Venise dans le viseur ?
Le bal veglione de l’opéra, la K-pop night, le brunch des frenchies… « Guichets fermés pour tous ces évènements (à prix réduits, NDLR). Les Niçois sont en train de se réapproprier le carnaval ».
Côte gratuit, le Village, sur la coulée verte, « c’est la belle surprise de cette édition. Il ne désemplit pas, c’est très familial. Depuis son ouverture, le 17 février, on y a décompté 48.000 personnes ».
« Il mettra peut-être un an, deux ans, ou trois ans maximum, pour redevenir totalement populaire »
Se dirige-t-on vers un record ? Réponse de Graig Monetti : « Il reste une semaine à gérer. Pour l’instant, l’heure est plutôt à faire le job. Mais je suis optimiste et enthousiaste, les tendances sont très positives ».
Tout en reconnaissant : « Nous sommes sur un carnaval de transition, mais ça ne veut pas dire que l’événement n’est pas complet ou brouillon.
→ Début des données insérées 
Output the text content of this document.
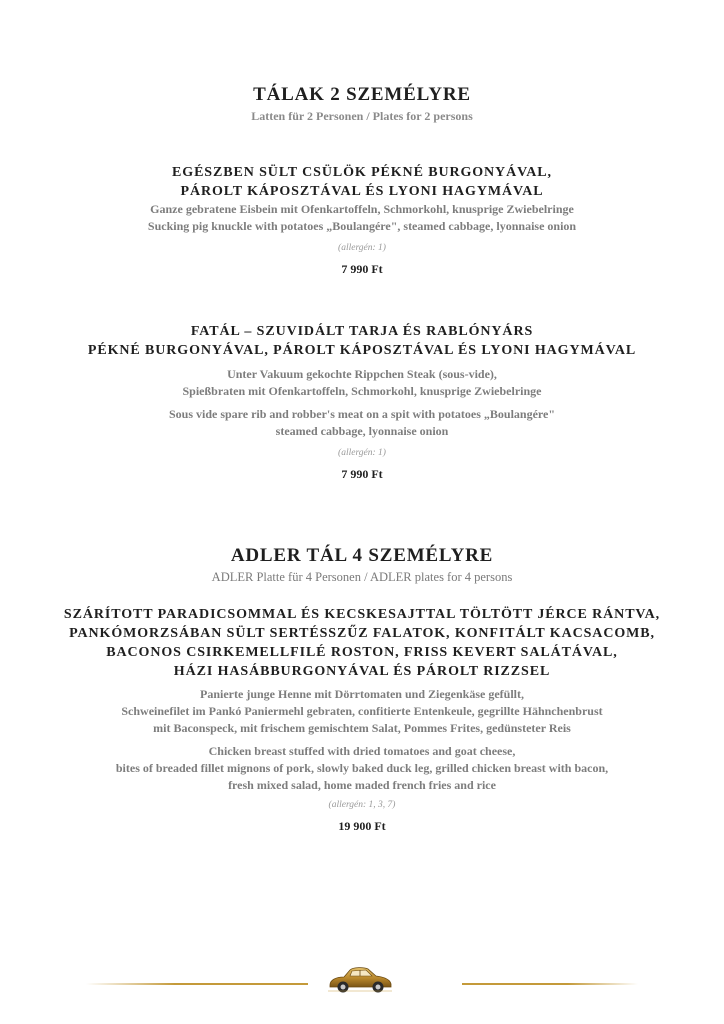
TÁLAK 2 SZEMÉLYRE
Latten für 2 Personen / Plates for 2 persons
EGÉSZBEN SÜLT CSÜLÖK PÉKNÉ BURGONYÁVAL,
PÁROLT KÁPOSZTÁVAL ÉS LYONI HAGYMÁVAL
Ganze gebratene Eisbein mit Ofenkartoffeln, Schmorkohl, knusprige Zwiebelringe
Sucking pig knuckle with potatoes „Boulangére", steamed cabbage, lyonnaise onion
(allergén: 1)
7 990 Ft
FATÁL – SZUVIDÁLT TARJA ÉS RABLÓNYÁRS
PÉKNÉ BURGONYÁVAL, PÁROLT KÁPOSZTÁVAL ÉS LYONI HAGYMÁVAL
Unter Vakuum gekochte Rippchen Steak (sous-vide),
Spießbraten mit Ofenkartoffeln, Schmorkohl, knusprige Zwiebelringe
Sous vide spare rib and robber's meat on a spit with potatoes „Boulangére"
steamed cabbage, lyonnaise onion
(allergén: 1)
7 990 Ft
ADLER TÁL 4 SZEMÉLYRE
ADLER Platte für 4 Personen / ADLER plates for 4 persons
SZÁRÍTOTT PARADICSOMMAL ÉS KECSKESAJTTAL TÖLTÖTT JÉRCE RÁNTVA,
PANKÓMORZSÁBAN SÜLT SERTÉSSZŰZ FALATOK, KONFITÁLT KACSACOMB,
BACONOS CSIRKEMELLFILÉ ROSTON, FRISS KEVERT SALÁTÁVAL,
HÁZI HASÁBBURGONYÁVAL ÉS PÁROLT RIZZSEL
Panierte junge Henne mit Dörrtomaten und Ziegenkäse gefüllt,
Schweinefilet im Pankó Paniermehl gebraten, confitierte Entenkeule, gegrillte Hähnchenbrust
mit Baconspeck, mit frischem gemischtem Salat, Pommes Frites, gedünsteter Reis
Chicken breast stuffed with dried tomatoes and goat cheese,
bites of breaded fillet mignons of pork, slowly baked duck leg, grilled chicken breast with bacon,
fresh mixed salad, home maded french fries and rice
(allergén: 1, 3, 7)
19 900 Ft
Il mettra peut-être un an, deux ans, ou trois ans maximum, pour redevenir totalement populaire ».
Mais l’ambition est bel et bien là : « Après, nous nous pencherons sur un autre enjeu : pourquoi pas celui de devenir le deuxième carnaval au monde, en grandissant encore ? (et battre ainsi Venise, NDLR) Je vois une énergie, un emballement. C’est déjà là, la base du succès ».